Un’occupazione o perfino un controllo permanente del cantone appaiono irrealistici se l’esercito turco non aumenta in modo massiccio l’intensità dei suoi attacchi e per esempio usa armi chimiche in grande stile. In particolare i combattimenti casa per casa nella capitale del cantone comporterebbe molte perdite per l’esercito turco. Comunisti provenienti dalla Turchia che combattono nel battaglione internazionale di liberazione al fianco delle YPG/YPJ contro gli invasori turchi, hanno creato lo slogan: «Kobanê era Stalingrado, rendiamo Efrin il Vietnam». Perché a Kobanê a IS sostenuto dalla Turchia nell’inverno del 2014/15 è stata inflitta la prima grande sconfitta.

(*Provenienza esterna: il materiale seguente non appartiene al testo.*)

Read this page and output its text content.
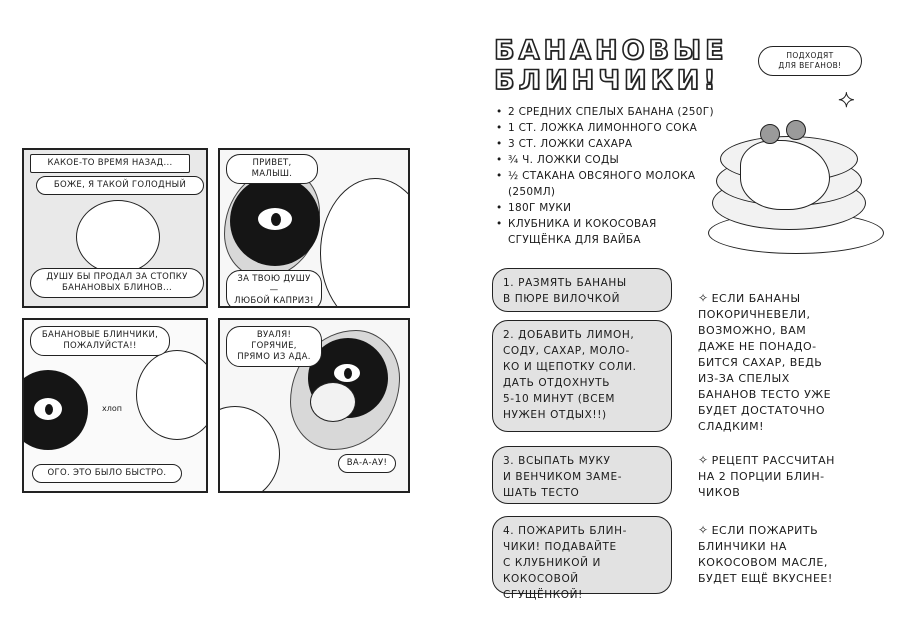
КАКОЕ-ТО ВРЕМЯ НАЗАД...
БОЖЕ, Я ТАКОЙ ГОЛОДНЫЙ
ДУШУ БЫ ПРОДАЛ ЗА СТОПКУ
БАНАНОВЫХ БЛИНОВ...
ПРИВЕТ, МАЛЫШ.
ЗА ТВОЮ ДУШУ—
ЛЮБОЙ КАПРИЗ!
БАНАНОВЫЕ БЛИНЧИКИ,
ПОЖАЛУЙСТА!!
хлоп
ОГО. ЭТО БЫЛО БЫСТРО.
ВУАЛЯ! ГОРЯЧИЕ,
ПРЯМО ИЗ АДА.
ВА-А-АУ!
БАНАНОВЫЕ
БЛИНЧИКИ!
ПОДХОДЯТ
ДЛЯ ВЕГАНОВ!
✦
• 2 СРЕДНИХ СПЕЛЫХ БАНАНА (250Г)
• 1 СТ. ЛОЖКА ЛИМОННОГО СОКА
• 3 СТ. ЛОЖКИ САХАРА
• ¾ Ч. ЛОЖКИ СОДЫ
• ½ СТАКАНА ОВСЯНОГО МОЛОКА
(250МЛ)
• 180Г МУКИ
• КЛУБНИКА И КОКОСОВАЯ
СГУЩЁНКА ДЛЯ ВАЙБА
1. РАЗМЯТЬ БАНАНЫ
В ПЮРЕ ВИЛОЧКОЙ
2. ДОБАВИТЬ ЛИМОН,
СОДУ, САХАР, МОЛО-
КО И ЩЕПОТКУ СОЛИ.
ДАТЬ ОТДОХНУТЬ
5-10 МИНУТ (ВСЕМ
НУЖЕН ОТДЫХ!!)
3. ВСЫПАТЬ МУКУ
И ВЕНЧИКОМ ЗАМЕ-
ШАТЬ ТЕСТО
4. ПОЖАРИТЬ БЛИН-
ЧИКИ! ПОДАВАЙТЕ
С КЛУБНИКОЙ И
КОКОСОВОЙ СГУЩЁНКОЙ!

✧ ЕСЛИ БАНАНЫ
ПОКОРИЧНЕВЕЛИ,
ВОЗМОЖНО, ВАМ
ДАЖЕ НЕ ПОНАДО-
БИТСЯ САХАР, ВЕДЬ
ИЗ-ЗА СПЕЛЫХ
БАНАНОВ ТЕСТО УЖЕ
БУДЕТ ДОСТАТОЧНО
СЛАДКИМ!

✧ РЕЦЕПТ РАССЧИТАН
НА 2 ПОРЦИИ БЛИН-
ЧИКОВ

✧ ЕСЛИ ПОЖАРИТЬ
БЛИНЧИКИ НА
КОКОСОВОМ МАСЛЕ,
БУДЕТ ЕЩЁ ВКУСНЕЕ!
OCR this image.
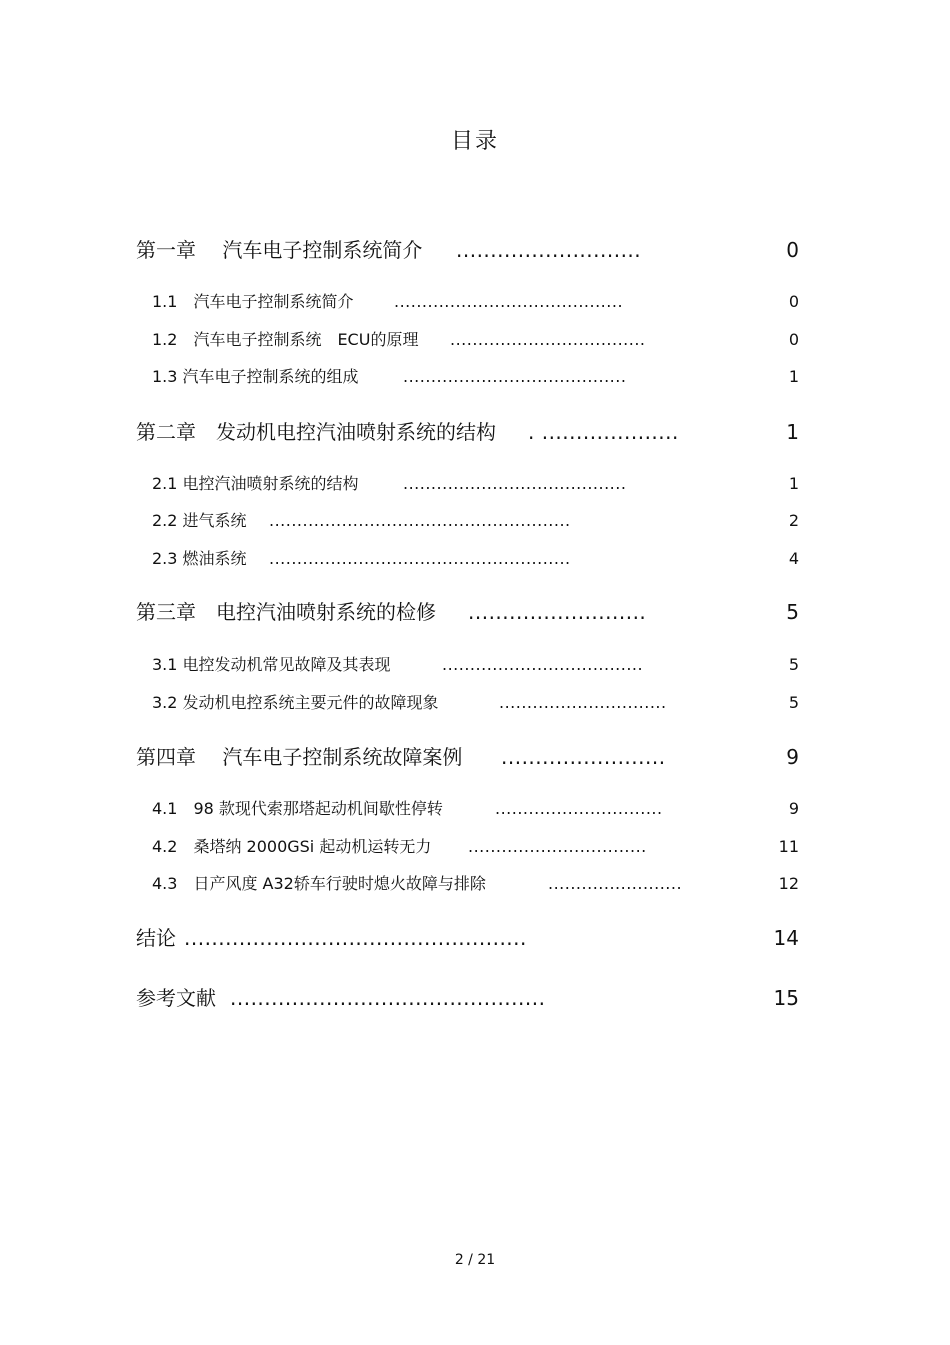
目录
第一章　 汽车电子控制系统简介 ...........................	0
1.1　汽车电子控制系统简介	.........................................	0
1.2　汽车电子控制系统　ECU的原理 ...................................	0
1.3 汽车电子控制系统的组成	........................................	1
第二章　发动机电控汽油喷射系统的结构 . ....................	1
2.1 电控汽油喷射系统的结构	........................................	1
2.2 进气系统 ......................................................	2
2.3 燃油系统 ......................................................	4
第三章　电控汽油喷射系统的检修 ..........................	5
3.1 电控发动机常见故障及其表现	....................................	5
3.2 发动机电控系统主要元件的故障现象	..............................	5
第四章　 汽车电子控制系统故障案例 ........................	9
4.1　98 款现代索那塔起动机间歇性停转	..............................	9
4.2　桑塔纳 2000GSi 起动机运转无力 ................................	11
4.3　日产风度 A32轿车行驶时熄火故障与排除	........................	12
结论 ..................................................	14
参考文献 ..............................................	15
2 / 21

E pensabile che Erdogan a Efrin subirà una sconfitta militare. Ma che per questo possa cadere il suo regime, come hanno dichiarato le YPG, appare improbabile. Perché finora le perdite degli attaccanti che arrivano alle centinaia, riguardano in prevalenza mercenari siriani. Inoltre l’AKP attraverso l’omologazione e la censura dei media e l’ampia eliminazione dell’opposizione, è riuscito a vendere all’opinione pubblica come vittorie perfino le sconfitte. Un crollo del sostegno alla guerra sul fronte interno, come quello che è stato fondamentale per la sconfitta degli USA nella guerra in Vietnam, attualmente quindi non è prevedibile. Si rischia piuttosto la costruzione di un regime apertamente fascista sotto il quale l’incitazione guerresca all’odio sciovinista e razzista contro curdi, aleviti e la sinistra minaccia di scaricarsi all’interno del proprio Paese.
* Secondo la Tagesschau [NdT: principale notiziario televisivo tedesco del canale ARD] dall’inizio dell’offensiva militare contro le milizie curde un mese fa, complessivamente in Turchia sono state arrestate 786 persone per «propaganda terroristica». Tra le persone attualmente agli arresti si trova la nota giornalista e attivista Nurcan Baysal. Si indaga anche contro il partito di opposizione filo curdo HDP.